Scientists have created a one-way sound machine.
The device, called an acoustic circulator, breaks the fundamental principle that sound, and other types of waves, are a two-way street.
The findings, published today (Jan. 30) in the journal Science, could lead to the sound equivalent of a one-way mirror. With such a device, people can hear someone talking, but they themselves cannot be heard. [The 9 Biggest Unsolved Mysteries in Physics]
All waves — whether visible light, sound, radio or otherwise — have a physical property known as time reversal symmetry. What that means is that a wave sent one way can always be sent back.
"If I am able to talk to you, you should be able to talk to me back," said study co-author Andrea Alù, an electrical engineer at the University of Texas at Austin.
For radio waves, researchers figured out how to break this rule using magnetic materials that set electrons spinning in one direction. The resulting radio waves detect the difference in the material in one direction versus the other, preventing reverse transmission. As a result, transmission towers can broadcast the top 40 hits, without having the radio waves bounce back.
But so far, researchers hadn't figured out how to complete the trick for other types of waves.
To accomplish the feat with sound waves, which are pressure oscillations in the air, the team created a cavity loaded with tiny CPU (central processing unit) fans that spin the air with a specific velocity. As sound waves go through the cavity, they are routed through one of three pipes (think of a sea star with the cavity in the center and each of the pipes is one of the sea star's appendages), each of which has a microphone at the end.
The air is spinning in one direction, so the flow of air "feels" different to the wave in one direction versus the other, preventing backward transmission. As a result, sound waves can go in, but they can't go the other way. The result is one-directional sound.
So, for instance, the listener at the end of the first pipe may send a sound signal to the second pipe, but the first pipe can't hear sound from the second. The second pipe may be able to send a signal to the third pipe, but not receive one.

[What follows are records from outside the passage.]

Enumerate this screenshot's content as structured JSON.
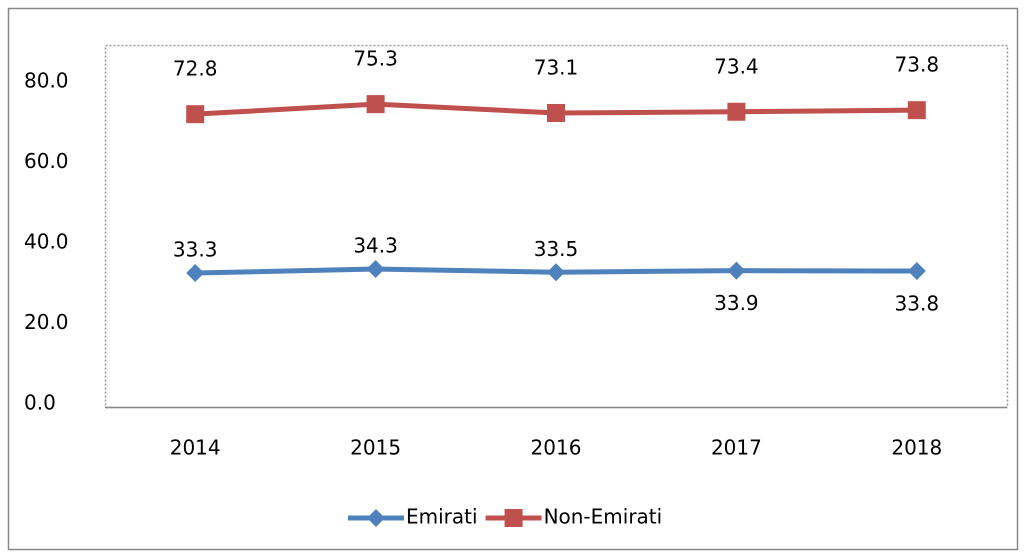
{
  "chart_data": {
    "type": "line",
    "categories": [
      "2014",
      "2015",
      "2016",
      "2017",
      "2018"
    ],
    "series": [
      {
        "name": "Emirati",
        "color": "#4f81bd",
        "marker": "diamond",
        "values": [
          33.3,
          34.3,
          33.5,
          33.9,
          33.8
        ]
      },
      {
        "name": "Non-Emirati",
        "color": "#c0504d",
        "marker": "square",
        "values": [
          72.8,
          75.3,
          73.1,
          73.4,
          73.8
        ]
      }
    ],
    "ylim": [
      0,
      90
    ],
    "yticks": [
      {
        "value": 0,
        "label": "0.0"
      },
      {
        "value": 20,
        "label": "20.0"
      },
      {
        "value": 40,
        "label": "40.0"
      },
      {
        "value": 60,
        "label": "60.0"
      },
      {
        "value": 80,
        "label": "80.0"
      }
    ],
    "legend": "bottom"
  }
}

The new technique could be used to create the sound equivalent of one-way glass. There are some obviously stealthy ways to use the method, such as in spying devices.
"I can listen to you, but you cannot detect me back, you cannot hear my presence," Alù told LiveScience.
But the principle could also potentially be used to create one-way light waves.
The findings will likely lead to many useful applications, said Sebastien Guenneau, a metamaterials researcher at the Institut Fresnel in France, who was not involved in the study
"I would be surprised if sound industries do not pick up this idea," Guenneau told LiveScience. "This could have great applications in sound insulation of motorways, music studios, submarines and airplanes."